How you can pretend there's an explorer's "code" and then feature a hobgoblin like Anna was the only real mystery here for me. Charlie and Emily, by contrast were such bland characters that they never really registered with me as anyone to pay that much attention to. Emily was mildly obnoxious, but was a milksop compared with Anna. Charlie was a one-note character as were most of the people in this story for that matter. Charlie was bland to the point of fading into the woodwork he studied so intently.

So, overall, not a good experience, and I certainly cannot commend this as a worthy read.

Thursday, May 27, 2021

It's OK to Need a Friend by Annelies Draws

Rating: WORTHY!

From an advance review copy for which I thank the publisher.

I don't know squat about this author except that she (or maybe he!) draws and illustrates a treat, and presents us with a cute chubby Little Brown Bear who happily goes through life being a friend, helping out, and passing on and learning lessons. As the description has it, friendship is both a gift and a skill and this book helps youngsters to discover how to offer the one while picking up the other. I commend this as a worthy read.

It's OK to Make Mistakes by Annelies Draws

Rating: WORTHY!

From an advance review copy for which I thank the publisher.

As the description has it, mistakes give us the power to learn and grow, and as long as we're doing that we're on a winning path. All it takes is a cautious sense of adventure and a willingness to try even if you may fail. I commend this as a worthy read.

ABC for Me: ABC Let's Celebrate You & Me by Sugar Snap Studio

Rating: WORTHY!

From an advance review copy for which I thank the publisher.

This was a cute and positive book, nicely illustrated, which goes A to Z on, as the description says, "either a physical or character attribute, and each page promotes self-love and kindness to others." This is delightfully true, and the attitude of kindness and acceptance which permeates every page is a joy and a treat. I commend this as a worthy read.

Andy Warhol by Maria Isabel Sanchez Vegara, Timothy Hunt

Rating: WORTHY!

From an advance review copy for which I thank the publisher.

I've read many of Vegara's books. This author must be a little demon workhorse to turn out so many of these ebooks. I believe there are like five dozen of them now, and I sure haven't read that many, but I have read quite a few. There has been only one, if I recall correctly, that I have not liked. This one was no exception to the likeability rule.

Andy Warhola, as he was originally, was the child of Slovakian immigrants who was shy and had an artistic leaning from an early age. He finished college and moved quickly to New York where he was able to find work as an illustrator, before he branched out into celebrating the mundane and became a world-famous artist, inspired by the soup cans from which he made his lunch each day.

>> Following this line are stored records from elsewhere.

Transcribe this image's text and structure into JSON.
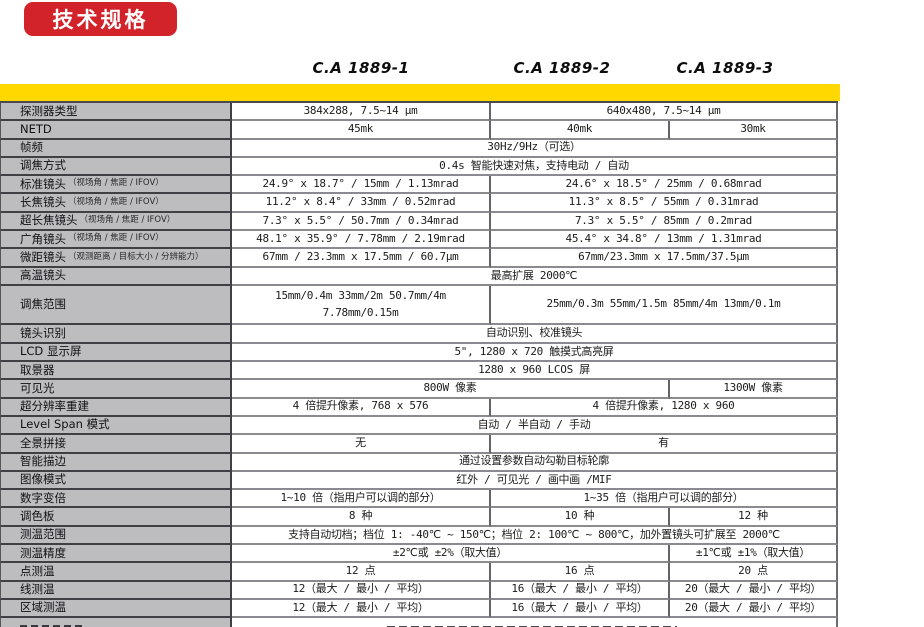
{
  "badge": {
    "label": "技术规格"
  },
  "columns": [
    "C.A 1889-1",
    "C.A 1889-2",
    "C.A 1889-3"
  ],
  "colors": {
    "accent_red": "#d2232a",
    "band_yellow": "#ffd800",
    "label_gray": "#bdbdc0"
  },
  "table": {
    "rows": [
      {
        "label": "探测器类型",
        "cells": [
          {
            "text": "384x288, 7.5~14 μm",
            "span": "c1"
          },
          {
            "text": "640x480, 7.5~14 μm",
            "span": "c2c3"
          }
        ]
      },
      {
        "label": "NETD",
        "cells": [
          {
            "text": "45mk",
            "span": "c1"
          },
          {
            "text": "40mk",
            "span": "c2"
          },
          {
            "text": "30mk",
            "span": "c3"
          }
        ]
      },
      {
        "label": "帧频",
        "cells": [
          {
            "text": "30Hz/9Hz（可选）",
            "span": "all"
          }
        ]
      },
      {
        "label": "调焦方式",
        "cells": [
          {
            "text": "0.4s 智能快速对焦，支持电动 / 自动",
            "span": "all"
          }
        ]
      },
      {
        "label": "标准镜头",
        "note": "（视场角 / 焦距 / IFOV）",
        "cells": [
          {
            "text": "24.9° x 18.7° / 15mm / 1.13mrad",
            "span": "c1"
          },
          {
            "text": "24.6° x 18.5° / 25mm / 0.68mrad",
            "span": "c2c3"
          }
        ]
      },
      {
        "label": "长焦镜头",
        "note": "（视场角 / 焦距 / IFOV）",
        "cells": [
          {
            "text": "11.2° x 8.4° / 33mm / 0.52mrad",
            "span": "c1"
          },
          {
            "text": "11.3° x 8.5° / 55mm / 0.31mrad",
            "span": "c2c3"
          }
        ]
      },
      {
        "label": "超长焦镜头",
        "note": "（视场角 / 焦距 / IFOV）",
        "cells": [
          {
            "text": "7.3° x 5.5° / 50.7mm / 0.34mrad",
            "span": "c1"
          },
          {
            "text": "7.3° x 5.5° / 85mm / 0.2mrad",
            "span": "c2c3"
          }
        ]
      },
      {
        "label": "广角镜头",
        "note": "（视场角 / 焦距 / IFOV）",
        "cells": [
          {
            "text": "48.1° x 35.9° / 7.78mm / 2.19mrad",
            "span": "c1"
          },
          {
            "text": "45.4° x 34.8° / 13mm / 1.31mrad",
            "span": "c2c3"
          }
        ]
      },
      {
        "label": "微距镜头",
        "note": "（观测距离 / 目标大小 / 分辨能力）",
        "cells": [
          {
            "text": "67mm / 23.3mm x 17.5mm / 60.7μm",
            "span": "c1"
          },
          {
            "text": "67mm/23.3mm x 17.5mm/37.5μm",
            "span": "c2c3"
          }
        ]
      },
      {
        "label": "高温镜头",
        "cells": [
          {
            "text": "最高扩展 2000℃",
            "span": "all"
          }
        ]
      },
      {
        "label": "调焦范围",
        "tall": true,
        "cells": [
          {
            "text": "15mm/0.4m 33mm/2m 50.7mm/4m\n7.78mm/0.15m",
            "span": "c1",
            "pre": true
          },
          {
            "text": "25mm/0.3m 55mm/1.5m 85mm/4m 13mm/0.1m",
            "span": "c2c3"
          }
        ]
      },
      {
        "label": "镜头识别",
        "cells": [
          {
            "text": "自动识别、校准镜头",
            "span": "all"
          }
        ]
      },
      {
        "label": "LCD 显示屏",
        "cells": [
          {
            "text": "5\", 1280 x 720 触摸式高亮屏",
            "span": "all"
          }
        ]
      },
      {
        "label": "取景器",
        "cells": [
          {
            "text": "1280 x 960 LCOS 屏",
            "span": "all"
          }
        ]
      },
      {
        "label": "可见光",
        "cells": [
          {
            "text": "800W 像素",
            "span": "c1c2"
          },
          {
            "text": "1300W 像素",
            "span": "c3"
          }
        ]
      },
      {
        "label": "超分辨率重建",
        "cells": [
          {
            "text": "4 倍提升像素, 768 x 576",
            "span": "c1"
          },
          {
            "text": "4 倍提升像素, 1280 x 960",
            "span": "c2c3"
          }
        ]
      },
      {
        "label": "Level Span 模式",
        "cells": [
          {
            "text": "自动 / 半自动 / 手动",
            "span": "all"
          }
        ]
      },
      {
        "label": "全景拼接",
        "cells": [
          {
            "text": "无",
            "span": "c1"
          },
          {
            "text": "有",
            "span": "c2c3"
          }
        ]
      },
      {
        "label": "智能描边",
        "cells": [
          {
            "text": "通过设置参数自动勾勒目标轮廓",
            "span": "all"
          }
        ]
      },
      {
        "label": "图像模式",
        "cells": [
          {
            "text": "红外 / 可见光 / 画中画 /MIF",
            "span": "all"
          }
        ]
      },
      {
        "label": "数字变倍",
        "cells": [
          {
            "text": "1~10 倍（指用户可以调的部分）",
            "span": "c1"
          },
          {
            "text": "1~35 倍（指用户可以调的部分）",
            "span": "c2c3"
          }
        ]
      },
      {
        "label": "调色板",
        "cells": [
          {
            "text": "8 种",
            "span": "c1"
          },
          {
            "text": "10 种",
            "span": "c2"
          },
          {
            "text": "12 种",
            "span": "c3"
          }
        ]
      },
      {
        "label": "测温范围",
        "cells": [
          {
            "text": "支持自动切档；档位 1: -40℃ ~ 150℃；档位 2: 100℃ ~ 800℃，加外置镜头可扩展至 2000℃",
            "span": "all"
          }
        ]
      },
      {
        "label": "测温精度",
        "cells": [
          {
            "text": "±2℃或 ±2%（取大值）",
            "span": "c1c2"
          },
          {
            "text": "±1℃或 ±1%（取大值）",
            "span": "c3"
          }
        ]
      },
      {
        "label": "点测温",
        "cells": [
          {
            "text": "12 点",
            "span": "c1"
          },
          {
            "text": "16 点",
            "span": "c2"
          },
          {
            "text": "20 点",
            "span": "c3"
          }
        ]
      },
      {
        "label": "线测温",
        "cells": [
          {
            "text": "12（最大 / 最小 / 平均）",
            "span": "c1"
          },
          {
            "text": "16（最大 / 最小 / 平均）",
            "span": "c2"
          },
          {
            "text": "20（最大 / 最小 / 平均）",
            "span": "c3"
          }
        ]
      },
      {
        "label": "区域测温",
        "cells": [
          {
            "text": "12（最大 / 最小 / 平均）",
            "span": "c1"
          },
          {
            "text": "16（最大 / 最小 / 平均）",
            "span": "c2"
          },
          {
            "text": "20（最大 / 最小 / 平均）",
            "span": "c3"
          }
        ]
      }
    ]
  }
}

This book tells a short, sweet, and nicely illustrated (by Hunt) story of his life and work and I commend it.

Piperlicious Goes To Hawaii by Teresa Hunt, Aneeza Ashraf

Rating: WARTY!

From an advance review copy for which I thank the publisher.

I'm not sure about the main character's name or the idea of herself and her younger sister going off unsupervised, but clearly this is a pure fantasy story not remotely tied to reality, which then begs the question as to how it can highlight Hawaii's attractions when it's so disconnected. There also seemed to be a lot of convenient things falling improbably place: Piperlicious winning a vacation to the very place she wanted to go, and her effortless finding of the treasure.

The story was upbeat and fun, and the illustrations by Ashraf were cute, brightly colored, and satisfying, and Piperlicious's dedication her quest was quite admirable, but given how spoiled she seems to be and how easy everything is for her, I really don't see how I can commend this a worthy read.

I'd like a little more realism, even in a fantasy story. I have to wonder how Piperlicious would cope if she ever had a day when things didn't automatically and predictably go precisely the way she wants them to. I can't commend this for that reason. It just felt wrong and too 'lucky' when others are having a hard time, especially right now. This was too 'Disney Princess' for my taste.